Just weeks before filing its California lawsuit, ExxonMobil introduced another controversial mechanism to suppress shareholder voice: a “retail voting program” that allows individual investors to automatically vote their shares in line with board recommendations at annual shareholder meetings (individual, or “retail,” investors own about 40 percent of the company’s shares). While ExxonMobil’s program only offers one option—to back the board—services like As You Sow give investors voting choices across a range of positions.  Another crucial distinction is that organizations defending shareholder rights do not have a financial interest in the outcome of their recommendations.

The SEC gave its speedy approval to the power grab, unsurprising to anyone who has followed the agency’s recent trajectory. Under Trump’s SEC Chairman Paul Atkins, the supposedly “independent” agency is stripping away investor power and handing it to corporate leaders. And in a naked display of disdain for financial regulation, Atkins opined in an October speech that companies registered in Delaware—as many fossil fuel companies are—could use state law to reject shareholder resolutions across the board. So much for shareholder-based capitalism.

Shareholder oversight has also been in the political crosshairs on Capitol Hill. In September, the Republican leadership of the House Financial Services Committee held a hearing on SEC rule 14a-8, which provides guidance on whether or not a company must include a shareholder’s proposal in its proxy statement. The hearing’s stated purpose was to assess whether the shareholder proposal process “has been co-opted by activist investors.” The hearing—a continuation of Republicans’ anti-ESG crusade—provided a launch pad for several bills structured to discourage shareholder proposals and further tilt the playing field in favor of corporate boards and executives.

Opposing transparency

ExxonMobil’s lawsuit discounts  the fundamental intent of the California laws: to equip investors with the information they demand about how companies are planning for a future changed by global warming. Investors overwhelmingly supported the SEC climate disclosure rule because they need such information to assess risks to companies’ business models. That rule provoked similarly vicious pushback from the fossil fuel industry, becoming the target of lawsuits by the American Petroleum Institute and several attorneys general from oil-rich states.

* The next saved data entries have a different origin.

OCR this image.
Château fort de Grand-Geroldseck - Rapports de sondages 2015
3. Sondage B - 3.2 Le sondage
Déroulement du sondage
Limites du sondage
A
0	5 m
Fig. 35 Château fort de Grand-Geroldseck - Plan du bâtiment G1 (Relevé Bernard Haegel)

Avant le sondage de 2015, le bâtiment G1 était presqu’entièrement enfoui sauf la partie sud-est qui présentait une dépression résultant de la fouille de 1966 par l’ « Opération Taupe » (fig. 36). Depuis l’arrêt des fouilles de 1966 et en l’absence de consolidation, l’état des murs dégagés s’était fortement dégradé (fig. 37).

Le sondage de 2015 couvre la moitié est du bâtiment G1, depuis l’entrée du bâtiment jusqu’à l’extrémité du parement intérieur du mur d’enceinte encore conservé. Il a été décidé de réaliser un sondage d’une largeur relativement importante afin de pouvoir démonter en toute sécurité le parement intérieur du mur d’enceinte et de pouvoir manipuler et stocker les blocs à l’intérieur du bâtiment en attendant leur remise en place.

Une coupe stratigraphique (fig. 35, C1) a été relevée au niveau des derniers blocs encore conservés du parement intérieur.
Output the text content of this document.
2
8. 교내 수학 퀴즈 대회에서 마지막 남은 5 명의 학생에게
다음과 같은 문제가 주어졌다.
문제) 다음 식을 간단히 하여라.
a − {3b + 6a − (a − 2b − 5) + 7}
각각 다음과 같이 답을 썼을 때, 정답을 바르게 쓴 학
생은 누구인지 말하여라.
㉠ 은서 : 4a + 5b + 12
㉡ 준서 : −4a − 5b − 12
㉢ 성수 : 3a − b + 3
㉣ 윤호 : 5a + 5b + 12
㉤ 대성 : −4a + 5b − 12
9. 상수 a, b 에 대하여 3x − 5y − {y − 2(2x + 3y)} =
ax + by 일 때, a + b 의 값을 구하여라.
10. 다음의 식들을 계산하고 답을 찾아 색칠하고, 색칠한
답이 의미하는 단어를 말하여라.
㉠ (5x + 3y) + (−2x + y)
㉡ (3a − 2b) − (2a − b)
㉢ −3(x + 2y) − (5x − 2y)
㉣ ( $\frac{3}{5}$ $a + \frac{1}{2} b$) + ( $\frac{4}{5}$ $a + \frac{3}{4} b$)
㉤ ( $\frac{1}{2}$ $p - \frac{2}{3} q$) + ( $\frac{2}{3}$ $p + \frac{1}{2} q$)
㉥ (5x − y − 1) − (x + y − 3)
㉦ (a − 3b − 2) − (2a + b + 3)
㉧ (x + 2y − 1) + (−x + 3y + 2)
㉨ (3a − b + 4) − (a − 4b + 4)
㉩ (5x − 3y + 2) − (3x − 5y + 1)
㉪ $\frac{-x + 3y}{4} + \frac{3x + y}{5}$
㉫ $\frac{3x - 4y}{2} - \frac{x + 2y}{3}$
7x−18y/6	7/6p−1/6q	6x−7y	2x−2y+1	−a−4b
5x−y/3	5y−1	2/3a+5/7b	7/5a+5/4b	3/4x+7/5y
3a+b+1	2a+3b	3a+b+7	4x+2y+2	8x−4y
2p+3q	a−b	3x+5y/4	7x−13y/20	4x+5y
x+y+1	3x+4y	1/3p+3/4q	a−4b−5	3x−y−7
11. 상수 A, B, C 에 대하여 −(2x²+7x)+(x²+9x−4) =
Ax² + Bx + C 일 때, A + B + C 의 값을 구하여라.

ExxonMobil’s resistance to climate disclosure continues a well-documented pattern. Though the company’s own scientists warned management about climate change decades ago, the company opted to deny the science in order to continue profiting from its polluting business model. ExxonMobil has continued to block any policy that would mandate and standardize corporate transparency around heat-trapping emissions and climate actions.

Companies covered by the law still face a deadline of January 1, 2026, and California’s laws will remain in effect during litigation. Meanwhile, shareholders, state regulators, and affected communities continue pressing for climate accountability. ExxonMobil should drop the fake free speech shield and engage in a fair fight with full transparency.